St Mary Magdalene is a parish church in Stockbury, Kent built in the late 12th century with additions in the 13th and 15th centuries and restoration in the 19th century. It is a Grade I listed building.

Construction of the church was begun around 1200 with the chancel and the north aisle surviving from this period. It is constructed of flint with stone dressings. The roofs are of plain tiles. The nave and south aisle were reconstructed in the 19th century by R. C. Hussey. Each aisle has a centrally placed porch, the north one in use as the vestry and the south one having been reconstructed in the 19th century.

The 15th-century west tower is attached to the nave at a slight angle. It is of two stages with a battlemented parapet with a gargoyle-punctuated string course at its base. A circular stair turret on the south-east corner of the tower rises above the tower's roof to form the church's highest point and is surmounted with a weathervane dated 1676. A smaller turret built into the wall on the north side of the tower is 19th-century. The arched west window in the tower is early perpendicular.

The north aisle features two large perpendicular windows and a battlemented rood loft stair turret. The rebuilt south aisle has rectangular and arched perpendicular windows. The north and south transepts contain paired lancet windows on their east sides, one of which in the north transept is early 13th century. The end walls of the transepts contain large perpendicular windows. The chancel has lancet windows on the north and south sides and three plain arched windows in the east end constructed in the 19th century.

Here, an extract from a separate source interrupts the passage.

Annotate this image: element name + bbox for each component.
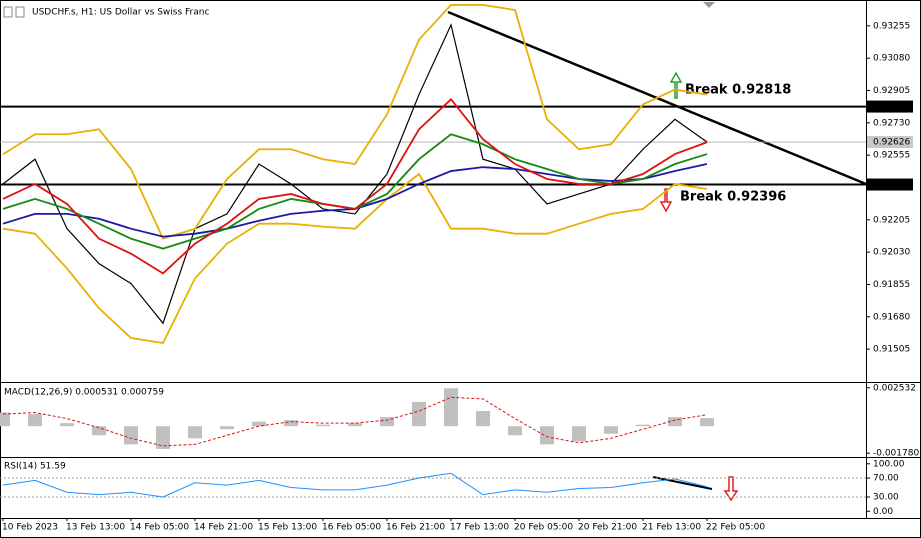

Internally, the nave is divided from the aisles on each side with an arcade of four bays mostly reconstructed in the 19th century. The chancel is also arcaded on each side with for arches, the two western ones on each side giving access to the transepts. The nave and the south transept roofs are built with moulded crown posts. The rest of the roof has plain ceilings.

The font has an ogee-shaped wooden cover and the south wall of the chancel contains a piscina. Two monumental brasses are set into the chancel floor dedicated to John and Dorothy Hooper (d. 1617 and 1648).

The churchyard contains a war memorial and a number of Grade II listed headstones and a Grade II listed tomb. Adjacent to the church yard on the south side are the earthwork remains of a Norman ringwork fortification, a scheduled monument.